When geography and politics get mixed up

America’s tech giants like Facebook, Amazon, Google and Apple have generally been able to avoid becoming ensnared in the dirty business of politics, but that’s been changing in recent years. Now, courtesy of the Washington Post, comes further evidence that tech and politics are intertwined.

Apple has reportedly decided to depict Crimea as part of Russia in the apps it deploys in the Russian market. This follows six months of negotiations between Russian authorities and Apple. Ukraine, from which the Russians seized Crimea in 2014, is understandably outraged.

Ukrainian officials in Kiev and Washington have taken to Twitter and Facebook to protest. But the Russian market is bigger than the Ukrainian market, and Apple is, after all, a huge international business giant.

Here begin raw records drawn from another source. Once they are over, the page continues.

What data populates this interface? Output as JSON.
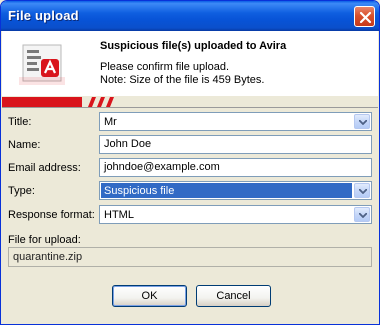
{
  "window": {
    "title": "File upload"
  },
  "header": {
    "title": "Suspicious file(s) uploaded to Avira",
    "line1": "Please confirm file upload.",
    "line2": "Note: Size of the file is 459 Bytes."
  },
  "form": {
    "title": {
      "label": "Title:",
      "value": "Mr"
    },
    "name": {
      "label": "Name:",
      "value": "John Doe"
    },
    "email": {
      "label": "Email address:",
      "value": "johndoe@example.com"
    },
    "type": {
      "label": "Type:",
      "value": "Suspicious file"
    },
    "response_format": {
      "label": "Response format:",
      "value": "HTML"
    },
    "file_upload": {
      "label": "File for upload:",
      "value": "quarantine.zip"
    }
  },
  "buttons": {
    "ok": "OK",
    "cancel": "Cancel"
  },
  "colors": {
    "avira_red": "#d9141c",
    "title_blue": "#0a5ee6",
    "selection": "#316ac5"
  },
  "icons": {
    "logo": "avira-file-icon",
    "close": "close-icon",
    "dropdown": "chevron-down-icon"
  }
}
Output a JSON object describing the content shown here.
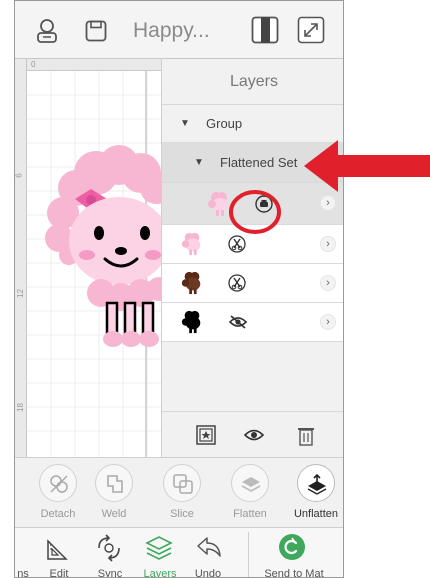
{
  "header": {
    "title": "Happy...",
    "icons": [
      "user-icon",
      "save-icon",
      "toggle-panel-icon",
      "expand-icon"
    ]
  },
  "canvas": {
    "ruler_top": [
      "0"
    ],
    "ruler_left": [
      "6",
      "12",
      "18"
    ]
  },
  "layers": {
    "title": "Layers",
    "group_label": "Group",
    "flattened_label": "Flattened Set",
    "rows": [
      {
        "thumb": "pink-poodle",
        "icon": "print-icon"
      },
      {
        "thumb": "pink-poodle",
        "icon": "scissors-icon"
      },
      {
        "thumb": "brown-poodle",
        "icon": "scissors-icon"
      },
      {
        "thumb": "black-poodle",
        "icon": "hidden-eye-icon"
      }
    ],
    "bottom_icons": [
      "group-icon",
      "eye-icon",
      "trash-icon"
    ]
  },
  "toolbar": {
    "items": [
      {
        "label": "Detach",
        "icon": "detach-icon"
      },
      {
        "label": "Weld",
        "icon": "weld-icon"
      },
      {
        "label": "Slice",
        "icon": "slice-icon"
      },
      {
        "label": "Flatten",
        "icon": "flatten-icon"
      },
      {
        "label": "Unflatten",
        "icon": "unflatten-icon"
      }
    ]
  },
  "nav": {
    "items": [
      {
        "label": "ns"
      },
      {
        "label": "Edit"
      },
      {
        "label": "Sync"
      },
      {
        "label": "Layers"
      },
      {
        "label": "Undo"
      },
      {
        "label": "Send to Mat"
      }
    ]
  },
  "colors": {
    "accent_green": "#3fa85c",
    "annotation_red": "#e0212b",
    "poodle_pink": "#f7b6d2",
    "poodle_hot_pink": "#ec5fa5"
  }
}
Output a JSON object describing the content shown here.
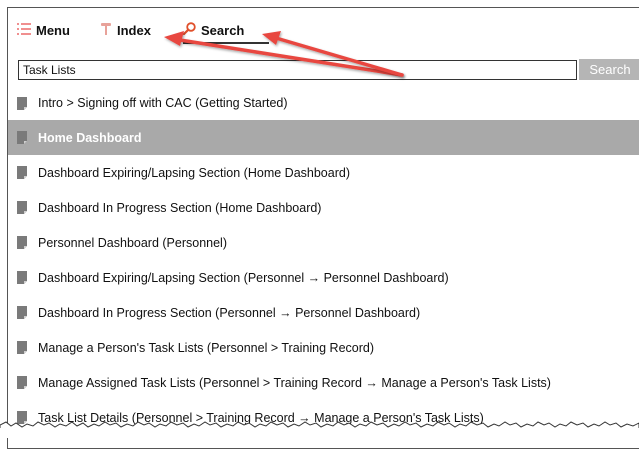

The uncomfortable intersection of tech and politics doesn’t stop at the shores of the Black Sea, however. The Chinese are reportedly increasing pressure on international businesses, including Apple, to stop making reference to Taiwan as an independent entity. Similarly, China wants Hong Kong and Macao listed as part of China.

Maybe the search for relief from such nagging day to day issues is part of why Google founders Larry Page and Sergei Brin are relinquishing their roles as CEO and President of Google parent company Alphabet. As Page and Brin surely know, there will be plenty more of the same in the future.